Including bare domains
const URL_RE = /(https?:\/\/)?([a-z0-9\-]+\.)+[a-z]{2,}([\/?#][^\s]*)?/gi;
This matches example.com, www.example.com, and the same with paths. Trade-off: matches things like "ab.cd" that aren't real URLs.
Trimming trailing punctuation
URLs at the end of a sentence often have trailing punctuation: Visit https://example.com. Most regexes capture the period. Strip it after matching:
function extractUrls(text) {
return (text.match(/https?:\/\/\S+/g) || [])

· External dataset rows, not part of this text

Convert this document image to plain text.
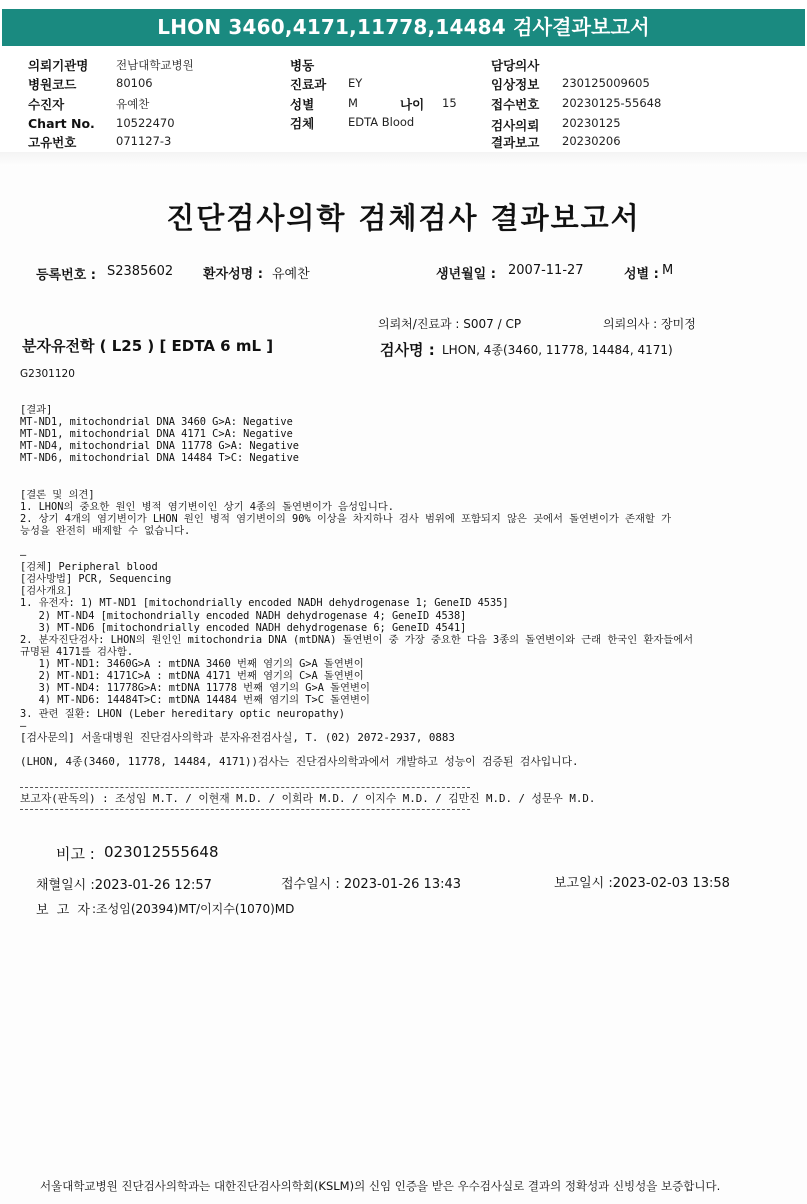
LHON 3460,4171,11778,14484 검사결과보고서
의뢰기관명 전남대학교병원
병원코드	80106
수진자	유예찬
Chart No. 10522470
고유번호	071127-3
병동
진료과 EY
성별	M	나이 15
검체	EDTA Blood
담당의사
임상정보 230125009605
접수번호 20230125-55648
검사의뢰 20230125
결과보고 20230206
진단검사의학 검체검사 결과보고서
등록번호 : S2385602 환자성명 : 유예찬	생년월일 : 2007-11-27	성별 : M
의뢰처/진료과 : S007 / CP	의뢰의사 : 장미정
분자유전학 ( L25 ) [ EDTA 6 mL ]	검사명 : LHON, 4종(3460, 11778, 14484, 4171)
G2301120

[결과]
MT-ND1, mitochondrial DNA 3460 G>A: Negative
MT-ND1, mitochondrial DNA 4171 C>A: Negative
MT-ND4, mitochondrial DNA 11778 G>A: Negative
MT-ND6, mitochondrial DNA 14484 T>C: Negative

[결론 및 의견]
1. LHON의 중요한 원인 병적 염기변이인 상기 4종의 돌연변이가 음성입니다.
2. 상기 4개의 염기변이가 LHON 원인 병적 염기변이의 90% 이상을 차지하나 검사 범위에 포함되지 않은 곳에서 돌연변이가 존재할 가
능성을 완전히 배제할 수 없습니다.

—
[검체] Peripheral blood
[검사방법] PCR, Sequencing
[검사개요]
1. 유전자: 1) MT-ND1 [mitochondrially encoded NADH dehydrogenase 1; GeneID 4535]
2) MT-ND4 [mitochondrially encoded NADH dehydrogenase 4; GeneID 4538]
3) MT-ND6 [mitochondrially encoded NADH dehydrogenase 6; GeneID 4541]
2. 분자진단검사: LHON의 원인인 mitochondria DNA (mtDNA) 돌연변이 중 가장 중요한 다음 3종의 돌연변이와 근래 한국인 환자들에서
규명된 4171를 검사함.
1) MT-ND1: 3460G>A : mtDNA 3460 번째 염기의 G>A 돌연변이
2) MT-ND1: 4171C>A : mtDNA 4171 번째 염기의 C>A 돌연변이
3) MT-ND4: 11778G>A: mtDNA 11778 번째 염기의 G>A 돌연변이
4) MT-ND6: 14484T>C: mtDNA 14484 번째 염기의 T>C 돌연변이

3. 관련 질환: LHON (Leber hereditary optic neuropathy)
—
[검사문의] 서울대병원 진단검사의학과 분자유전검사실, T. (02) 2072-2937, 0883
(LHON, 4종(3460, 11778, 14484, 4171))검사는 진단검사의학과에서 개발하고 성능이 검증된 검사입니다.
보고자(판독의) : 조성임 M.T. / 이현재 M.D. / 이희라 M.D. / 이지수 M.D. / 김만진 M.D. / 성문우 M.D.
비고 : 023012555648
채혈일시 :2023-01-26 12:57	접수일시 : 2023-01-26 13:43	보고일시 :2023-02-03 13:58
보 고 자 :조성임(20394)MT/이지수(1070)MD
서울대학교병원 진단검사의학과는 대한진단검사의학회(KSLM)의 신임 인증을 받은 우수검사실로 결과의 정확성과 신빙성을 보증합니다.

.map(url => url.replace(/[.,;:!?\)\]]+$/, ""));
}
Don't parse URLs by regex if you can avoid it
For URL parsing (extract host, port, path), use your language's URL class. JavaScript has new URL(str), Python has urllib.parse.urlparse, Go has net/url.Parse. They handle edge cases regex never will.
Regex is for finding URLs in unstructured text. Once you have candidates, validate each one with the URL parser.